To counter Washington, China lavished subsidies on domestic chip leaders. While they failed to catch up to global rivals in the arena of most advanced chips, some firms succeeded with less sophisticated parts, like memory chips and larger logic chips that work in cheaper smartphones and cars.
Then the Biden administration in October announced a dramatic set of policies aimed at China’s most successful semiconductor companies. The move, along with billions in new subsidies for chip production in the United States, were viewed dimly by Chinese policymakers, said Paul Triolo, the senior vice president for China at Albright Stonebridge Group, a strategy advisement firm.
“Officials in Beijing over the past months have been complaining to anyone who will listen about U.S. actions,” he said. “Beijing views these moves as primarily politically driven and is now willing to go tit for tat,” Mr. Triolo added.

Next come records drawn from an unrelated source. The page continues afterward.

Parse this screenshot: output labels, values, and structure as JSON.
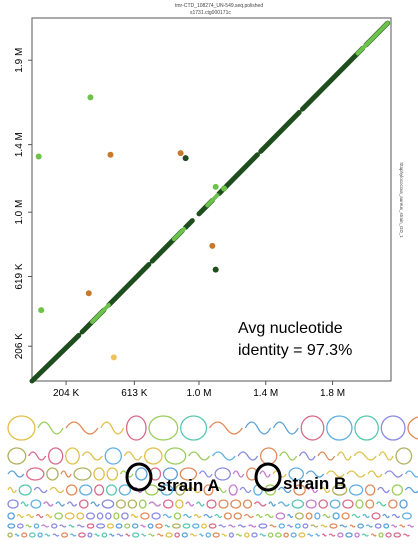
{
  "chart_data": {
    "type": "scatter",
    "subtitle_top": "tmr-CTD_108274_UN-549.seq.polished",
    "subtitle_top2": "s1731.ctg000171c",
    "right_label": "Staphylo­coccus_aureus_strain_GD_1",
    "xlim": [
      0,
      2150000
    ],
    "ylim": [
      0,
      2150000
    ],
    "x_ticks": [
      {
        "value": 204000,
        "label": "204 K"
      },
      {
        "value": 613000,
        "label": "613 K"
      },
      {
        "value": 1000000,
        "label": "1.0 M"
      },
      {
        "value": 1400000,
        "label": "1.4 M"
      },
      {
        "value": 1800000,
        "label": "1.8 M"
      }
    ],
    "y_ticks": [
      {
        "value": 206000,
        "label": "206 K"
      },
      {
        "value": 619000,
        "label": "619 K"
      },
      {
        "value": 1000000,
        "label": "1.0 M"
      },
      {
        "value": 1400000,
        "label": "1.4 M"
      },
      {
        "value": 1900000,
        "label": "1.9 M"
      }
    ],
    "grid": false,
    "series": [
      {
        "color": "#1e4d1e",
        "segments": [
          [
            0,
            0,
            280000,
            270000
          ],
          [
            300000,
            290000,
            430000,
            420000
          ],
          [
            460000,
            450000,
            700000,
            690000
          ],
          [
            720000,
            710000,
            900000,
            890000
          ],
          [
            920000,
            910000,
            960000,
            950000
          ],
          [
            1000000,
            990000,
            1080000,
            1070000
          ],
          [
            1120000,
            1110000,
            1350000,
            1340000
          ],
          [
            1370000,
            1360000,
            1600000,
            1590000
          ],
          [
            1620000,
            1610000,
            1980000,
            1970000
          ],
          [
            2000000,
            1990000,
            2130000,
            2120000
          ]
        ]
      },
      {
        "color": "#6cc24a",
        "segments": [
          [
            360000,
            350000,
            460000,
            450000
          ],
          [
            850000,
            840000,
            910000,
            900000
          ],
          [
            1050000,
            1040000,
            1110000,
            1100000
          ],
          [
            1950000,
            1940000,
            2130000,
            2120000
          ]
        ]
      }
    ],
    "points": [
      {
        "x": 350000,
        "y": 1680000,
        "color": "#6cc24a"
      },
      {
        "x": 40000,
        "y": 1330000,
        "color": "#6cc24a"
      },
      {
        "x": 470000,
        "y": 1340000,
        "color": "#c87a2a"
      },
      {
        "x": 890000,
        "y": 1350000,
        "color": "#c87a2a"
      },
      {
        "x": 920000,
        "y": 1320000,
        "color": "#1e4d1e"
      },
      {
        "x": 55000,
        "y": 420000,
        "color": "#6cc24a"
      },
      {
        "x": 340000,
        "y": 520000,
        "color": "#c87a2a"
      },
      {
        "x": 1080000,
        "y": 800000,
        "color": "#c87a2a"
      },
      {
        "x": 1100000,
        "y": 660000,
        "color": "#1e4d1e"
      },
      {
        "x": 1100000,
        "y": 1150000,
        "color": "#6cc24a"
      },
      {
        "x": 1150000,
        "y": 1140000,
        "color": "#6cc24a"
      },
      {
        "x": 490000,
        "y": 140000,
        "color": "#f0c25a"
      }
    ]
  },
  "annotation": {
    "avg_line1": "Avg nucleotide",
    "avg_line2": "identity = 97.3%"
  },
  "strains": {
    "a_label": "strain A",
    "b_label": "strain B"
  }
}
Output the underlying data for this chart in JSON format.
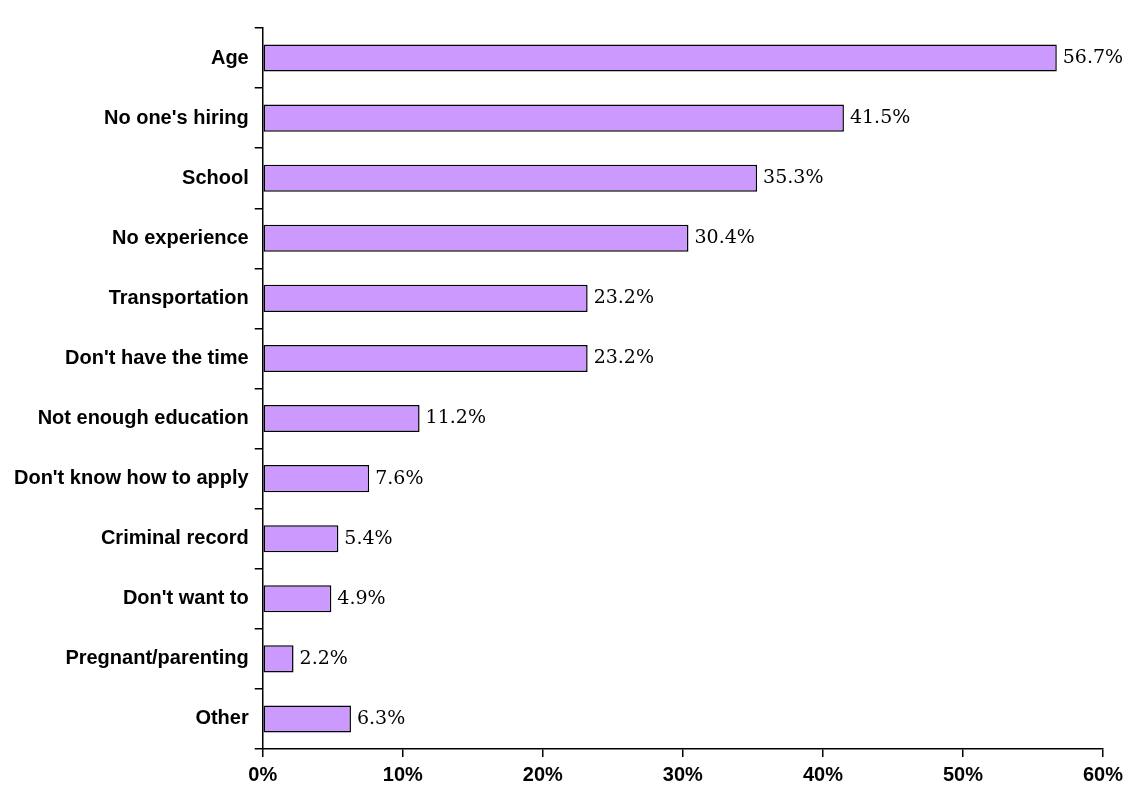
{
  "chart_data": {
    "type": "bar",
    "orientation": "horizontal",
    "categories": [
      "Age",
      "No one's hiring",
      "School",
      "No experience",
      "Transportation",
      "Don't have the time",
      "Not enough education",
      "Don't know how to apply",
      "Criminal record",
      "Don't want to",
      "Pregnant/parenting",
      "Other"
    ],
    "values": [
      56.7,
      41.5,
      35.3,
      30.4,
      23.2,
      23.2,
      11.2,
      7.6,
      5.4,
      4.9,
      2.2,
      6.3
    ],
    "value_labels": [
      "56.7%",
      "41.5%",
      "35.3%",
      "30.4%",
      "23.2%",
      "23.2%",
      "11.2%",
      "7.6%",
      "5.4%",
      "4.9%",
      "2.2%",
      "6.3%"
    ],
    "color": "#cc99ff",
    "xlim": [
      0,
      60
    ],
    "xticks": [
      {
        "value": 0,
        "label": "0%"
      },
      {
        "value": 10,
        "label": "10%"
      },
      {
        "value": 20,
        "label": "20%"
      },
      {
        "value": 30,
        "label": "30%"
      },
      {
        "value": 40,
        "label": "40%"
      },
      {
        "value": 50,
        "label": "50%"
      },
      {
        "value": 60,
        "label": "60%"
      }
    ],
    "grid": false,
    "legend": false
  }
}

In some ways, China is better equipped for that exchange. China’s authoritarian system enables quick action and guarantees that few domestic firms will break with policy.
In the United States, political debate and legal challenges can dull the sharpness of government efforts. Major American companies, for instance, found legal workarounds to Washington’s attempts to cut component sales to companies like Chinese telecom equipment maker Huawei. Some multinationals successfully lobbied for licenses to allow them to keep selling to blacklisted companies.
By targeting Micron specifically, China is hitting at one of the few sectors — memory chips — that it has a toehold in with its chip competition with the United States.
While protecting such success by banning American competitors makes strategic sense, China remains very reliant on the United States for advanced chips, according to Teng Tai, an economist and the director of the Wanbo New Economic Research Institute in Beijing.
“The ultimate goal of retaliating against Micron is to urge certain American companies to restrain themselves, so we could further promote technology and trade cooperation, and avoid pursuing an isolated and self-reliant approach,” he wrote Monday on Weibo, a Chinese social media outlet.
Another question that Sunday’s action against Micron raises is how the United States’ ally South Korea will respond. Its companies, in particular Samsung and SK Hynix, have the most to gain from the Micron ban. The two Korean companies stand to pick up customers from Micron, which reported $3.3 billion in sales in China in 2022.
Mr. Xiang, the Chinese government adviser, said, “Why should South Korea blindly follow the United States and harm its own interests? I don’t think South Korea has such an obligation.”